I'll be back in a couple of days, and you've got tons of stuff to get through,
deadlines to meet. You've got Greg to think about.
It's
fine, Dylan."
He rocked back, frowning. "You'll call me when
you get there, yeah?
And when you're on your way back."
"Of course."
She leaned down to kiss his cheek.
"I promise."
****
Dom was waiting for her at King's Cross Station. Her
heart leapt at the sight of him, looking just the same as he always had in his
battered old trench coat, dark hair falling into dark eyes, a five o'clock
shadow on his jaw. She smiled as he hurried to meet her, a little of the
tension she'd been carrying since her nightmare – her OBE – melting away.
"Keira, it's good to see you." He took her
suitcase from her with one hand, clasping her hand with the other. His grip was
rough but warm, sending hot little sparks through her. "Wish it was under
better circumstances."
"Me too."
She let her hand fall from his
reluctantly.
"Where to?"
"Don't know about you, but I could do with a
drink." Dom led her out of the station, free hand pressed to the small of
her back to guide her through the crowd. "It's been a bloody long
day."
Dusk was falling over London, the streets were packed,
and Keira felt a weird mix of homesickness and nostalgia. She didn't miss
London, not really. Her life in her quiet corner of the countryside was
peaceful, happy. Apart from the issues with her job, anyway, but nothing was
perfect, was it? And there were too many bad memories associated with London.

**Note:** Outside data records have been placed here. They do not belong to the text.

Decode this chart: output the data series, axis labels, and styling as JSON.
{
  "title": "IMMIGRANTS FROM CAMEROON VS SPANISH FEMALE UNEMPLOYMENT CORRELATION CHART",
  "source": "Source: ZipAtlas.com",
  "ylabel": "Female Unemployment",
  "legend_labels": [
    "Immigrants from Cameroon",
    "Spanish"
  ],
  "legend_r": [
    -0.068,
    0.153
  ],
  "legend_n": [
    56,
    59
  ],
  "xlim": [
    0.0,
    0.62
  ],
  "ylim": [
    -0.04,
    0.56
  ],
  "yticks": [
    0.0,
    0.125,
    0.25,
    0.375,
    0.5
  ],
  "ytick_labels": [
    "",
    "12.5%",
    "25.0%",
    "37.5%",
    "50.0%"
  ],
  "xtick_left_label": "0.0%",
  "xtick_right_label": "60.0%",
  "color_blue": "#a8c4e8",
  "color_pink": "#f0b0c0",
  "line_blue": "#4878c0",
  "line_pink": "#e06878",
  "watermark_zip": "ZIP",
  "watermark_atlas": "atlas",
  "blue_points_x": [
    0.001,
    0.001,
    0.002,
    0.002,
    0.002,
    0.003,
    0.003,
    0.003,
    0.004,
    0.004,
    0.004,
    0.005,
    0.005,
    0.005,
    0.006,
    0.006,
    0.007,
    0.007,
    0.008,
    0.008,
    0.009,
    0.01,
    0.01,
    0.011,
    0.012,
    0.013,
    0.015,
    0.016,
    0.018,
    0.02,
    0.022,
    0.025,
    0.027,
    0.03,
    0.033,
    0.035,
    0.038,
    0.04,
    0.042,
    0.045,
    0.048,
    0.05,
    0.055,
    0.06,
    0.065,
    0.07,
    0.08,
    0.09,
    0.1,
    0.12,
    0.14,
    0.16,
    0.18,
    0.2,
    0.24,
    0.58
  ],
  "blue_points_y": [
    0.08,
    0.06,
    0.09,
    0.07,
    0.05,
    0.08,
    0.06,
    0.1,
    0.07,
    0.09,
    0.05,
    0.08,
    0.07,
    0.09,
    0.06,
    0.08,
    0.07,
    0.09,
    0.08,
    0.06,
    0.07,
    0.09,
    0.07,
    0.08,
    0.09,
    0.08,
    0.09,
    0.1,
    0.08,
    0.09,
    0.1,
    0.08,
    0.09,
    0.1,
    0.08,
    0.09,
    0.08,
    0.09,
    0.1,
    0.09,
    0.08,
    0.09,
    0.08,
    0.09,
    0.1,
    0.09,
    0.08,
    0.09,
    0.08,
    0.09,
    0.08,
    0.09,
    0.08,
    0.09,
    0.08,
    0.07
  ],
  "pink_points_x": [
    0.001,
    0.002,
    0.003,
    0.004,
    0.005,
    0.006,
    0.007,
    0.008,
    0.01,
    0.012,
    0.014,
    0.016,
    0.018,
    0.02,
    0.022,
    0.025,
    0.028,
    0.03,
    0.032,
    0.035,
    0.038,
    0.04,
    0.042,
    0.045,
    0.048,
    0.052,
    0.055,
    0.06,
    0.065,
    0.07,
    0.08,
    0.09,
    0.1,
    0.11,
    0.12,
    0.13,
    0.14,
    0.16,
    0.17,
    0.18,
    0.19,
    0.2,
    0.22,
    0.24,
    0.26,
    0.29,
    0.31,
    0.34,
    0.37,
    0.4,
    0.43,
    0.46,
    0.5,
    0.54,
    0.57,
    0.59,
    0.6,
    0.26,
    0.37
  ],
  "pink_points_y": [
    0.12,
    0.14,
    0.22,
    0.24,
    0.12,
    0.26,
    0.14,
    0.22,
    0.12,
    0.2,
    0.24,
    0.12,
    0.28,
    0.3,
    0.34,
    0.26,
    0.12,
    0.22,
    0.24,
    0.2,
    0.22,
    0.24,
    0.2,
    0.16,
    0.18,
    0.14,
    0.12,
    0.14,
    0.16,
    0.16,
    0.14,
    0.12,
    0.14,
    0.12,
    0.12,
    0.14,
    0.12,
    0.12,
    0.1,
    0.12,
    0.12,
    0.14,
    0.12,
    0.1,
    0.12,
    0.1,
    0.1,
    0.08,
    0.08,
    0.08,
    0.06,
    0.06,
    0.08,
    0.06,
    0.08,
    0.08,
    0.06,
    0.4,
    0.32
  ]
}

But with Dom at her side, broad and grim-faced, she
felt safe and her sense of safety triggered an unexpected fondness for the
city. She'd had good times here once, as a student and trainee teacher. She’d
had lots of friends, a hectic social life. The bright lights and heady sounds
of the city didn't seem as ominous as she remembered, not with Dom's protective
hand on her back.
He took her to a quiet pub a street away from the
station, bought her a white wine and a spicy chicken burger. She had to grin.
"You remember."
"Never forgot." He returned her grin.
"I used to look forward to our pub dates, despite everything."
Her mood darkened a little. They'd met so many times
to discuss her OBEs, what she saw, what it meant, if anything. He couldn't tell
her much about the case at the time, but that hadn't mattered to Keira.
Safety, that
was what mattered. Dom made her feel like she
wasn't
alone,
wasn't so vulnerable.
Wasn't
crazy.
"So how are things?" he asked, sipping his
beer. "How have you been?"
She shrugged.
"Good, mostly.
I'm teaching. Not really enjoying it anymore, but I don't know what else to do.
You?"
"Working hard."
He rubbed his nose, an old,
familiar habit. It had been broken a couple of times, giving him the look of a
boxer. She'd always found that so appealing. It gave him a little edge of
danger. "Not much else to do, really. Angie left me...God, must be four
years ago now."
A flicker of
surprised excitement ran through her, quickly followed by guilt. She covered
his hand with hers, squeezing. "Dom, I'm so sorry."